More recently, say last month or so, there has been some move towards geographical relevance.eg sites which specialise in a given part ofvthe country.

aristotle




msg:4622500
 11:38 am on Nov 11, 2013 (gmt 0)

For years Google has wanted desperately to get big brands and big organizations to the top of their search results. To this end they continually tested various modifications and adjustments to their algorithm looking for ways to do so. But they finally realized that the only way to really do it was to greatly reduce the relative weights of relevance and quality as ranking factors. They must have known that this would drastically degrade their overall search results. But apparently they were willing to make this sacrifice regardless.

netmeg




msg:4622531
 2:46 pm on Nov 11, 2013 (gmt 0)

King? I dunno about that. But I think it's definitely a factor, and probably an important one.

I've got some old domains (early to mid 90's) that I can put almost anything on and have to immediately jump to the top of the heap. Whether it stays there longterm is another question, of course, and if I did that repeatedly it would no doubt lose some mojo, but from some minor testing, it sure looks like the domain will give it a boost (even if it's entirely irrelevant).

EditorialGuy




msg:4622536
 3:23 pm on Nov 11, 2013 (gmt 0)

For my sector, travel, it has been this way since early 2012 . However I do think the issue of brand is mixed in here.

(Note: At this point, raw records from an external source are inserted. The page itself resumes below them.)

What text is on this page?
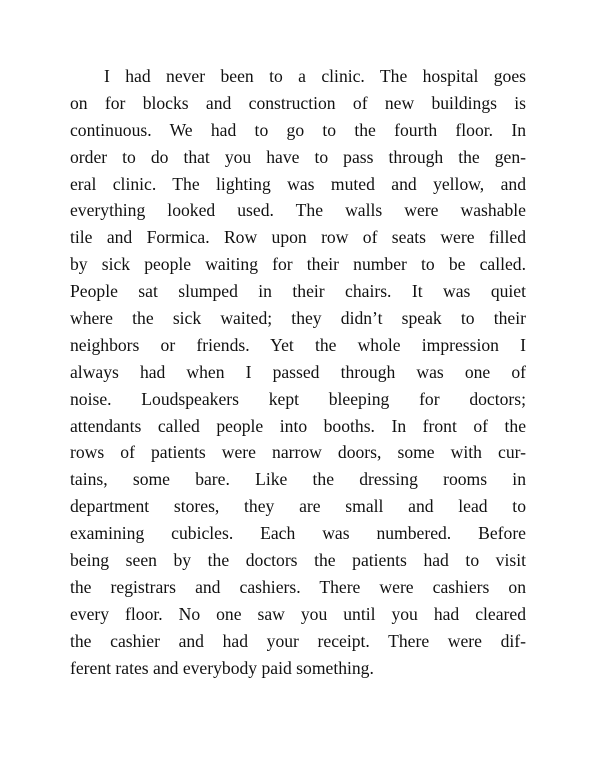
I had never been to a clinic. The hospital goes
on for blocks and construction of new buildings is
continuous. We had to go to the fourth floor. In
order to do that you have to pass through the gen-
eral clinic. The lighting was muted and yellow, and
everything looked used. The walls were washable
tile and Formica. Row upon row of seats were filled
by sick people waiting for their number to be called.
People sat slumped in their chairs. It was quiet
where the sick waited; they didn’t speak to their
neighbors or friends. Yet the whole impression I
always had when I passed through was one of
noise. Loudspeakers kept bleeping for doctors;
attendants called people into booths. In front of the
rows of patients were narrow doors, some with cur-
tains, some bare. Like the dressing rooms in
department stores, they are small and lead to
examining cubicles. Each was numbered. Before
being seen by the doctors the patients had to visit
the registrars and cashiers. There were cashiers on
every floor. No one saw you until you had cleared
the cashier and had your receipt. There were dif-
ferent rates and everybody paid something.
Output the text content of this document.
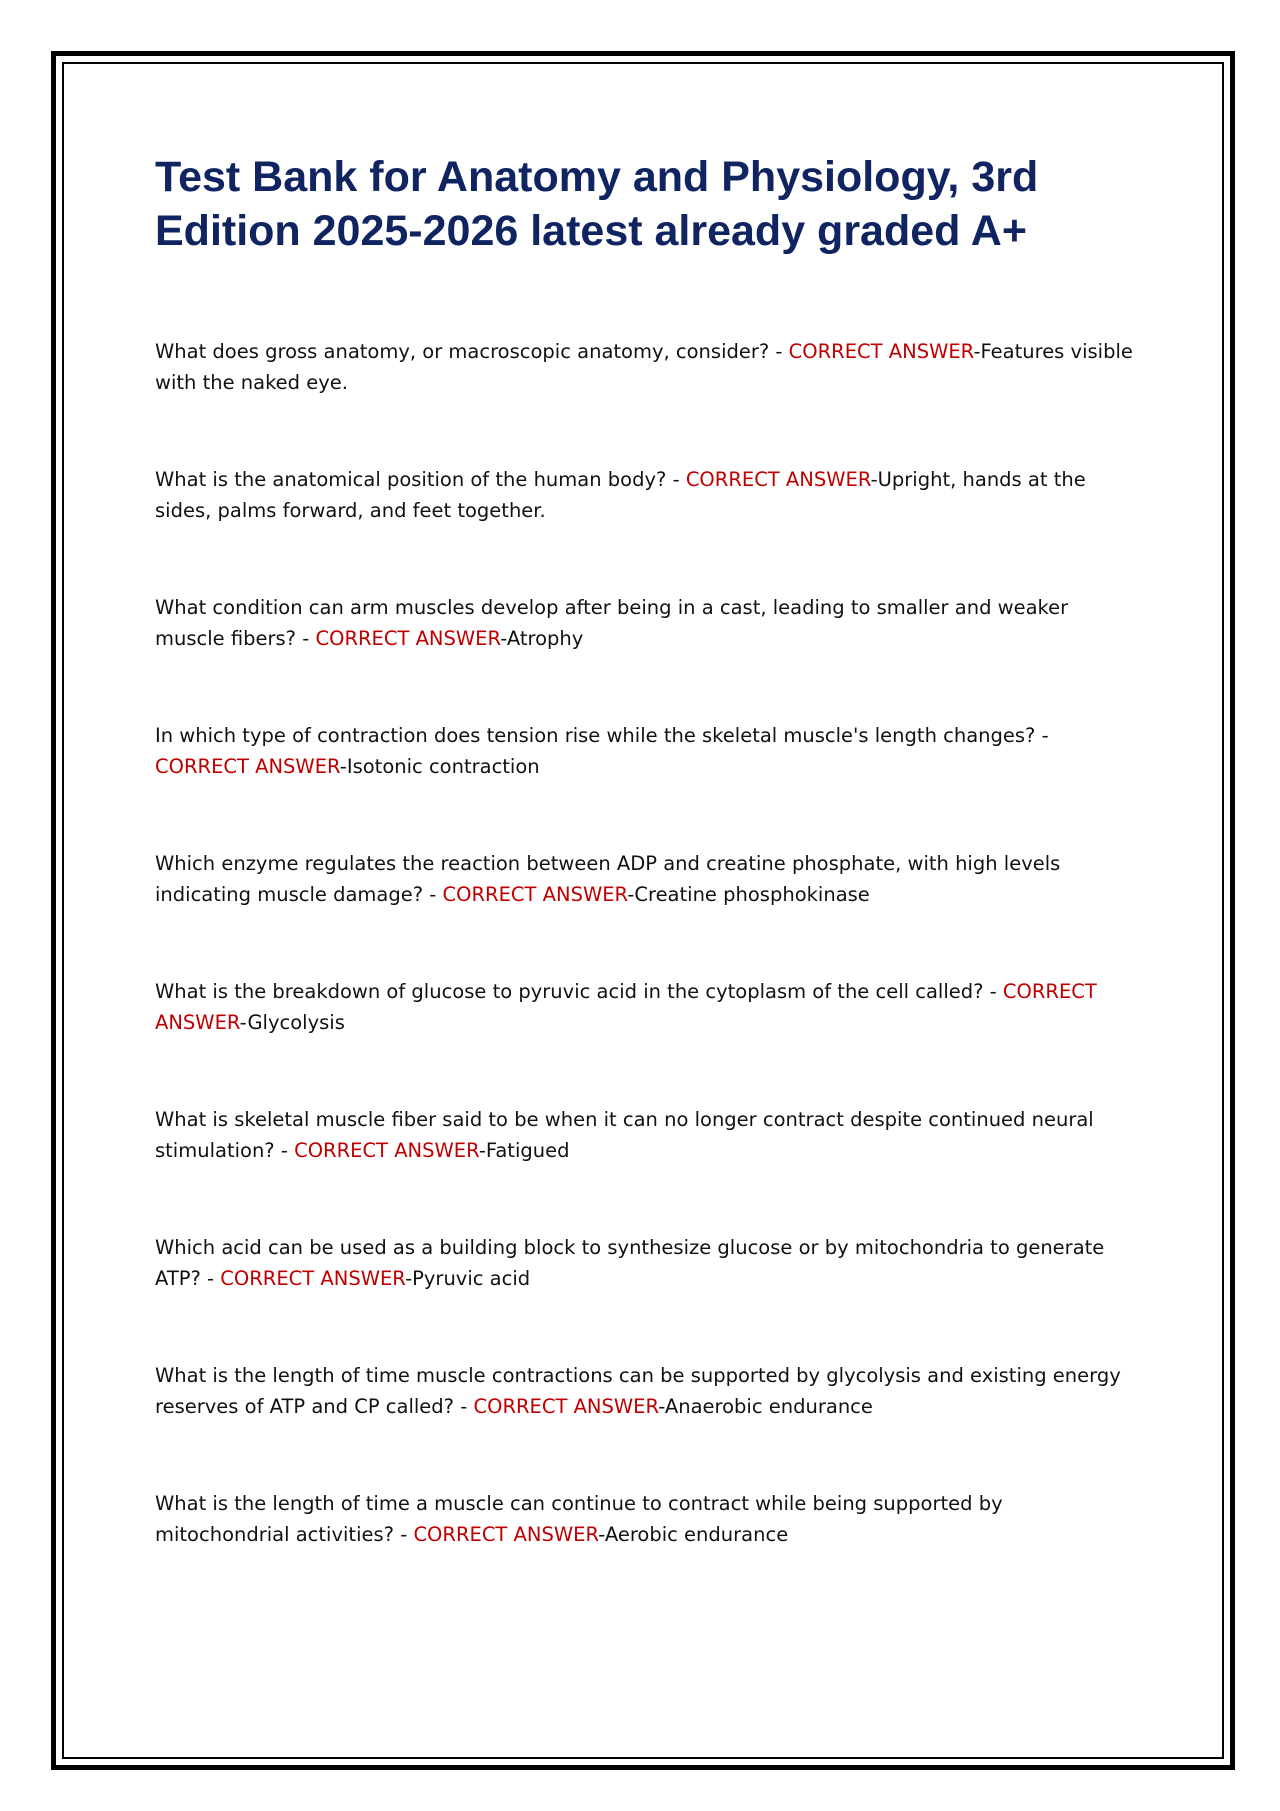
Test Bank for Anatomy and Physiology, 3rd Edition 2025-2026 latest already graded A+
What does gross anatomy, or macroscopic anatomy, consider? - CORRECT ANSWER-Features visible with the naked eye.
What is the anatomical position of the human body? - CORRECT ANSWER-Upright, hands at the sides, palms forward, and feet together.
What condition can arm muscles develop after being in a cast, leading to smaller and weaker muscle fibers? - CORRECT ANSWER-Atrophy
In which type of contraction does tension rise while the skeletal muscle's length changes? - CORRECT ANSWER-Isotonic contraction
Which enzyme regulates the reaction between ADP and creatine phosphate, with high levels indicating muscle damage? - CORRECT ANSWER-Creatine phosphokinase
What is the breakdown of glucose to pyruvic acid in the cytoplasm of the cell called? - CORRECT ANSWER-Glycolysis
What is skeletal muscle fiber said to be when it can no longer contract despite continued neural stimulation? - CORRECT ANSWER-Fatigued
Which acid can be used as a building block to synthesize glucose or by mitochondria to generate ATP? - CORRECT ANSWER-Pyruvic acid
What is the length of time muscle contractions can be supported by glycolysis and existing energy reserves of ATP and CP called? - CORRECT ANSWER-Anaerobic endurance
What is the length of time a muscle can continue to contract while being supported by mitochondrial activities? - CORRECT ANSWER-Aerobic endurance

I've seen some incredibly bad (and high-ranking) results for location-based EMDs. Their pages aren't ranking because of "domain authority," though--they're ranking because of what Google seems to regard as "keyword authority" or "location authority" in their domain names. (They aren't brands, and I'd guess that they have very few inbound links.)

Collieman




msg:4622537
 3:35 pm on Nov 11, 2013 (gmt 0)

Hello EditorialGuy, Yes I would agree 100%. Although these awful results do tend to show more strongly for the obscure locations.

For instance
KW + country
and KW + county
These SERPS tend to be ok

But when you get to KW + town, village, tourist attraction...at this level you tend to get either the type of domain you mentioned or there are one or two mega domains where their SEO people have written a page for every combination under the sun.

superclown2




msg:4622552
 4:14 pm on Nov 11, 2013 (gmt 0)

So…. are we now living in a world where root domain authority is king?

Maybe its been that way for a long time and I just missed the roll-back!


Yep. It's been like that for ages now, ever since Google stopped being a search engine.

nomis5




msg:4622638
 10:51 pm on Nov 11, 2013 (gmt 0)

So…. are we now living in a world where root domain authority is king?

Maybe its been that way for a long time and I just missed the roll-back!


Looks that way to me. Never really considered it from that viewpoint but the idea matches what I see.